The past eleven years, Coach Foster has worked in athletics administration as a consultant with the Western Athletic Conference and the Big 12 Conference. Previously he was associate commissioner and director of basketball operations for the Southwest Conference.

A Dallas Morning News article described Bill Foster as “still among the most connected men in college basketball.” Coach Foster is a past president of the National Association of Basketball Coaches and currently serves on the board of Trustees for the Naismith Memorial Basketball Hall of Fame in Springfield, Mass.; he was that organization’s chief executive from 1996 to 1998.

Foster’s career began at the high school-level in suburban Philadelphia before he moved to Bloomsburg State University in Pennsylvania. Coach Foster spent eight years at Rutgers, that earned a third place finish in the NIT, before moving on to The University of Utah and taking that team to the finals of the NIT.

1974-75 brought Coach Foster to the helm at Duke University where he inherited a team that had finished the previous season with a 10-16 record. Foster’s fourth Duke team went to the NCAA national championship game. While at Duke, Foster’s teams made three straight NCAA tournament appearances and earned a #1 national ranking. He was also named Coach of the Year.

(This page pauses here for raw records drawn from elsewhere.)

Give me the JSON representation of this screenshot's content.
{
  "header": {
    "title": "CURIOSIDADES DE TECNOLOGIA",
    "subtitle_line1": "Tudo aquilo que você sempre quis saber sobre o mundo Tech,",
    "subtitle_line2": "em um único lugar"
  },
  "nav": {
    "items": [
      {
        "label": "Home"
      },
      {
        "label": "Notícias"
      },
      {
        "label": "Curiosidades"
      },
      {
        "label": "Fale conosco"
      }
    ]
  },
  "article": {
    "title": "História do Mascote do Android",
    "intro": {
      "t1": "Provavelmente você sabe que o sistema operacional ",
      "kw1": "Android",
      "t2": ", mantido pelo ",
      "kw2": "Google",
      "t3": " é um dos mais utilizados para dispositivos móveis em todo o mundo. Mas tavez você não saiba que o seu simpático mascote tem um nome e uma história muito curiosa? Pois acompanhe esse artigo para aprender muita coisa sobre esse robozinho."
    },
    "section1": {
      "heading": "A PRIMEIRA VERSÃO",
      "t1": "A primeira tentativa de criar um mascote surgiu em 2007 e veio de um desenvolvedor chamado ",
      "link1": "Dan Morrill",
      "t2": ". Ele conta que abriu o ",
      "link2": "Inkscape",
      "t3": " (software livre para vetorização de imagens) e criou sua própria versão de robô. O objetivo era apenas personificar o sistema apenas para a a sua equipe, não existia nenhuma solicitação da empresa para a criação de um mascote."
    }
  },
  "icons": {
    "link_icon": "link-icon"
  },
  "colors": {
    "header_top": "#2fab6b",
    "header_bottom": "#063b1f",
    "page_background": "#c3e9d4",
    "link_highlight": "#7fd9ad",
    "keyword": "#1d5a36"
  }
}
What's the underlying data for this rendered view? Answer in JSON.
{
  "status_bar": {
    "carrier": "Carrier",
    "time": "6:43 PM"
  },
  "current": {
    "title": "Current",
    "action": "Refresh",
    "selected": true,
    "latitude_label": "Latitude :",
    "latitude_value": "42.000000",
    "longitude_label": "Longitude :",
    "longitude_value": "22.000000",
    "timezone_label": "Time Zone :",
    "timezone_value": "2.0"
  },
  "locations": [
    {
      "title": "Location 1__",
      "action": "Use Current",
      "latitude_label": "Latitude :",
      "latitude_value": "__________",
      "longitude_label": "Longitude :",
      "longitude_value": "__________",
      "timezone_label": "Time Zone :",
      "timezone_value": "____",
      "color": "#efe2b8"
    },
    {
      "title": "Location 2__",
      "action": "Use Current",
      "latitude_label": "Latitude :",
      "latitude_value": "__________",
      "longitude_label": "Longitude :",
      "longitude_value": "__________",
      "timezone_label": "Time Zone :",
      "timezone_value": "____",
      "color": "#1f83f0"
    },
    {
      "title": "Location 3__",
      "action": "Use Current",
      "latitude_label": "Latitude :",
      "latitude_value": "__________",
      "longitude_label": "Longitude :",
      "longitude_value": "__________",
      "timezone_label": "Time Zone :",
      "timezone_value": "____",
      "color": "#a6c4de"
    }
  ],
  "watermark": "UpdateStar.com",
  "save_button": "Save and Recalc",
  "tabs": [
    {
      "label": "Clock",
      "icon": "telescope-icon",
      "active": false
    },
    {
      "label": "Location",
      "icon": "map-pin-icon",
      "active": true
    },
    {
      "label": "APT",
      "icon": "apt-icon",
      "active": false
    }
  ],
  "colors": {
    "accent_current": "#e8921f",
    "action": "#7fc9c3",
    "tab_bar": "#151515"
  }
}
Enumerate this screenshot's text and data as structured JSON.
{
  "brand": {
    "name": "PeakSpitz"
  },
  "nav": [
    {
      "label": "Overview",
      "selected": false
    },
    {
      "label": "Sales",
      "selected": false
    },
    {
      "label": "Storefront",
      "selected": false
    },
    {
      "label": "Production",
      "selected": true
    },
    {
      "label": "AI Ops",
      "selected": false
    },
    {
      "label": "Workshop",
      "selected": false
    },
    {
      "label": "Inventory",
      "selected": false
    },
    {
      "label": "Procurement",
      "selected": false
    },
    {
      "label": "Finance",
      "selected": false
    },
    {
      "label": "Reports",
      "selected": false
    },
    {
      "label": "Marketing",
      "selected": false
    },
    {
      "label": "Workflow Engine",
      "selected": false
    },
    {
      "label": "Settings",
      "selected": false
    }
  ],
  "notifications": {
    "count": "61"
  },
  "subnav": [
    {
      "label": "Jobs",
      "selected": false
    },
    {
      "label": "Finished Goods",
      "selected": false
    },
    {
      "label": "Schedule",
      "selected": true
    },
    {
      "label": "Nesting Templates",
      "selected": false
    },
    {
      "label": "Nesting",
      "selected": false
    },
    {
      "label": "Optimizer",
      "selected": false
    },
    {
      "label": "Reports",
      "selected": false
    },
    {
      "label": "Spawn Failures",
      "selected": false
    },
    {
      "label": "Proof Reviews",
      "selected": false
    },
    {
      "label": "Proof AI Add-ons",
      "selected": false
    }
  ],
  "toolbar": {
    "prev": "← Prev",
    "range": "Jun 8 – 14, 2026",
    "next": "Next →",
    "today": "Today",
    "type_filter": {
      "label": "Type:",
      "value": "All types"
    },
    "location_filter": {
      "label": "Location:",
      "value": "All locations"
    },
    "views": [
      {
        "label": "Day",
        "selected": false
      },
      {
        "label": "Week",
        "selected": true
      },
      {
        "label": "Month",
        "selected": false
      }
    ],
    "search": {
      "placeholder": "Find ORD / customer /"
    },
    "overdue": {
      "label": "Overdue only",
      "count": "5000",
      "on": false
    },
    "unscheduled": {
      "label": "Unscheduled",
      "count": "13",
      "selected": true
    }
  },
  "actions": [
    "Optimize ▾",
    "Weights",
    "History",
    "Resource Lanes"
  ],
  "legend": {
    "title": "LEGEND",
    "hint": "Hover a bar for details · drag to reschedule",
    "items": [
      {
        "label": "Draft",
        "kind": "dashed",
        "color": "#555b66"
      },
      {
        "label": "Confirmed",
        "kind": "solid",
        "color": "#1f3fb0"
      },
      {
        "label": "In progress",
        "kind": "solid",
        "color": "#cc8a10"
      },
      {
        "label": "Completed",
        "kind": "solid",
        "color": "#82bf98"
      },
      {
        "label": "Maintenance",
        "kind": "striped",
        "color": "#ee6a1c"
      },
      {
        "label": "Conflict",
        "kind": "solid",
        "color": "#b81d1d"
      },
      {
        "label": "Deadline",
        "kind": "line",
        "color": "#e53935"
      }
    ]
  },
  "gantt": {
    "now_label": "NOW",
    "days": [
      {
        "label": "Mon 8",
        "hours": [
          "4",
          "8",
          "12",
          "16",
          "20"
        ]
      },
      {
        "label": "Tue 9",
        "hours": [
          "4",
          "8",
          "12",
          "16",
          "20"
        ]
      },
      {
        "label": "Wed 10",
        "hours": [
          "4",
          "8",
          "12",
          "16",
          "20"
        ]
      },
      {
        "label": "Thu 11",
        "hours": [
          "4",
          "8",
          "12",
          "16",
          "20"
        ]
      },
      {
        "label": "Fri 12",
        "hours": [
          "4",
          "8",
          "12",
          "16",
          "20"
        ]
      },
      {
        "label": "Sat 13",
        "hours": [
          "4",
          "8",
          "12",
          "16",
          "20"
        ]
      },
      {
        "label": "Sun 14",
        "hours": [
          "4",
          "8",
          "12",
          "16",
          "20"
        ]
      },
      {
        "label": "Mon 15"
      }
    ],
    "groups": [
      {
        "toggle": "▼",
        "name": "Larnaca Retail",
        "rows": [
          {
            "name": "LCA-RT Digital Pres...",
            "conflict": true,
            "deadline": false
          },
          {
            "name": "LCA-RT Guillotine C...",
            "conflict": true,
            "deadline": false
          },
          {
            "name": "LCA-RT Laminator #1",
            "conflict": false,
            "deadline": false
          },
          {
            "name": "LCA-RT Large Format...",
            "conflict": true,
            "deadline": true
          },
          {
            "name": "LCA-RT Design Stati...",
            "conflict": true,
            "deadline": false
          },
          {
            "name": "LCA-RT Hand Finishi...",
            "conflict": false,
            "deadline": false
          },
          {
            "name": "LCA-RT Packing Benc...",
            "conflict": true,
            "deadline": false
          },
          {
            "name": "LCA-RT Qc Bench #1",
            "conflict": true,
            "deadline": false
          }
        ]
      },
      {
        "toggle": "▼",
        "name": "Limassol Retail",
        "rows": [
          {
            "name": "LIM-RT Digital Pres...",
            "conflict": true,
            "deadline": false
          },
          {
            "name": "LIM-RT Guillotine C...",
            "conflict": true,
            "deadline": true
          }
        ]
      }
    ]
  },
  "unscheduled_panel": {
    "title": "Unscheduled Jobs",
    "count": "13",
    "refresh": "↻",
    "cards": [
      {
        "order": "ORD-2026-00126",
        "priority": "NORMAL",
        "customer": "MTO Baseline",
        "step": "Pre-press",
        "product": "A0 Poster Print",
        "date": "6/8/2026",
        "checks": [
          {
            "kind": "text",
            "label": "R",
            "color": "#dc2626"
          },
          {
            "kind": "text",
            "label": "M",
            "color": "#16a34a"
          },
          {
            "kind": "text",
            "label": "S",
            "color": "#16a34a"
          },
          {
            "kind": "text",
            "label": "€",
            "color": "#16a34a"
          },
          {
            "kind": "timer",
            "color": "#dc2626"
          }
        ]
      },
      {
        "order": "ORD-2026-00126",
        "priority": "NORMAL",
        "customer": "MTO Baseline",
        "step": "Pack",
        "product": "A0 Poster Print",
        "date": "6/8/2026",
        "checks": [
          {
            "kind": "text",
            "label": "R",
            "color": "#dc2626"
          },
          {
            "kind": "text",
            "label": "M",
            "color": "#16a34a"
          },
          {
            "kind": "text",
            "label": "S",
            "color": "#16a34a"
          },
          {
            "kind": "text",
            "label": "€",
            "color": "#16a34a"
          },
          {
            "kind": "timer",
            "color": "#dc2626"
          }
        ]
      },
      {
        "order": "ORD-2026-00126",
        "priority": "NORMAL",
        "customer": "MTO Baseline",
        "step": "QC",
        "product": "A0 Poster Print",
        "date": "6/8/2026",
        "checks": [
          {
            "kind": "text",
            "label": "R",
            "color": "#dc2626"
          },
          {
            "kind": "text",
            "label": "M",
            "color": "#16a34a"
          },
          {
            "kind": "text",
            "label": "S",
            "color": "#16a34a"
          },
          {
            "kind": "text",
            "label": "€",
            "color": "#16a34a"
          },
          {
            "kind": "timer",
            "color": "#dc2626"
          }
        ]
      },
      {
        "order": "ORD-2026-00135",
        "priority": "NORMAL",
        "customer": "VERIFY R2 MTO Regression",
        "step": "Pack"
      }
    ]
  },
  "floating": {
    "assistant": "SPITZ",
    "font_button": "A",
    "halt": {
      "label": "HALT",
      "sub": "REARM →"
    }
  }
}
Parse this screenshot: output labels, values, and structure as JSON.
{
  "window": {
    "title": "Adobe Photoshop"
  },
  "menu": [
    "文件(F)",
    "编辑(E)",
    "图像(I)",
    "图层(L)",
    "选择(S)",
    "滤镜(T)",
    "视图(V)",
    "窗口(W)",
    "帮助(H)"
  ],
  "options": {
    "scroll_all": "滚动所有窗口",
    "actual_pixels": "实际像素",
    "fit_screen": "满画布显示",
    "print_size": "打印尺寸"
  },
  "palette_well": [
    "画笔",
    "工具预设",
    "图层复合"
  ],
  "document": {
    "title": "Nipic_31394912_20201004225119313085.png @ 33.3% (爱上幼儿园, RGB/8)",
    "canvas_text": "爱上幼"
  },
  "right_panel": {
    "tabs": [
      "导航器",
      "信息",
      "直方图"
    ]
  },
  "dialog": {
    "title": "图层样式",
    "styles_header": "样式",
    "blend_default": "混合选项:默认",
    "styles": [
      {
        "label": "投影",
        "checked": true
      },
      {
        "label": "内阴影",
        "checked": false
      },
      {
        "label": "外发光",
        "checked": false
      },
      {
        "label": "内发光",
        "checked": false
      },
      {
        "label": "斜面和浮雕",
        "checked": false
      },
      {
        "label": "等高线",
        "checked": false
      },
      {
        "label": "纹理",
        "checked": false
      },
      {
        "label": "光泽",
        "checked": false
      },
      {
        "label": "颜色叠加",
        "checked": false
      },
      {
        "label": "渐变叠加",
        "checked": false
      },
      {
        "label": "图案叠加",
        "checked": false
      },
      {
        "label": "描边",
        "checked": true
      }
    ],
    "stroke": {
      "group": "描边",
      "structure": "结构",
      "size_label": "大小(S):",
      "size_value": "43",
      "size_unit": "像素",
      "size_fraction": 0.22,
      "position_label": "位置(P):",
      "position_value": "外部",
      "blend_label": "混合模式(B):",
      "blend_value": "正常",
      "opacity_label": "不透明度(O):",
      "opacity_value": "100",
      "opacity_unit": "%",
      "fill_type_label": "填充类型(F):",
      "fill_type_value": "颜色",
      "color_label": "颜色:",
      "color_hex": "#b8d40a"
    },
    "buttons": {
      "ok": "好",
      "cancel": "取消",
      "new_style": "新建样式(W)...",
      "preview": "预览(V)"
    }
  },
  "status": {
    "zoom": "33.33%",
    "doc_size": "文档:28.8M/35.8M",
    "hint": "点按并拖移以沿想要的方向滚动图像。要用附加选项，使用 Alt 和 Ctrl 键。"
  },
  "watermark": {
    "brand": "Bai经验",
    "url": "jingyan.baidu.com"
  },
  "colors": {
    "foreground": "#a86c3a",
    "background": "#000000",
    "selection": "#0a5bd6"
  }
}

Coach Foster has been named to several sports halls of fame, served as a college basketball analyst for CBS, ESPN and others, coached numerous all-star teams, and had almost 40 players play professional basketball. In 2003, he joined basketball greats like John Wooden, Bill Bradley, Henry Iba and others when he was named the National Invitational Tournament’s “Man of the Year.”

Foster is a native of Norwood, Pa. and currently serves as special assistant to the commissioner of the Western Athletic Conference. Foster served in the United States Air Force and graduated from Elizabethtown College and earned a Master's Degree from Temple University. He is married to Shirley Foster and has four daughters: Vicki, Debbie, Julie, and Mary.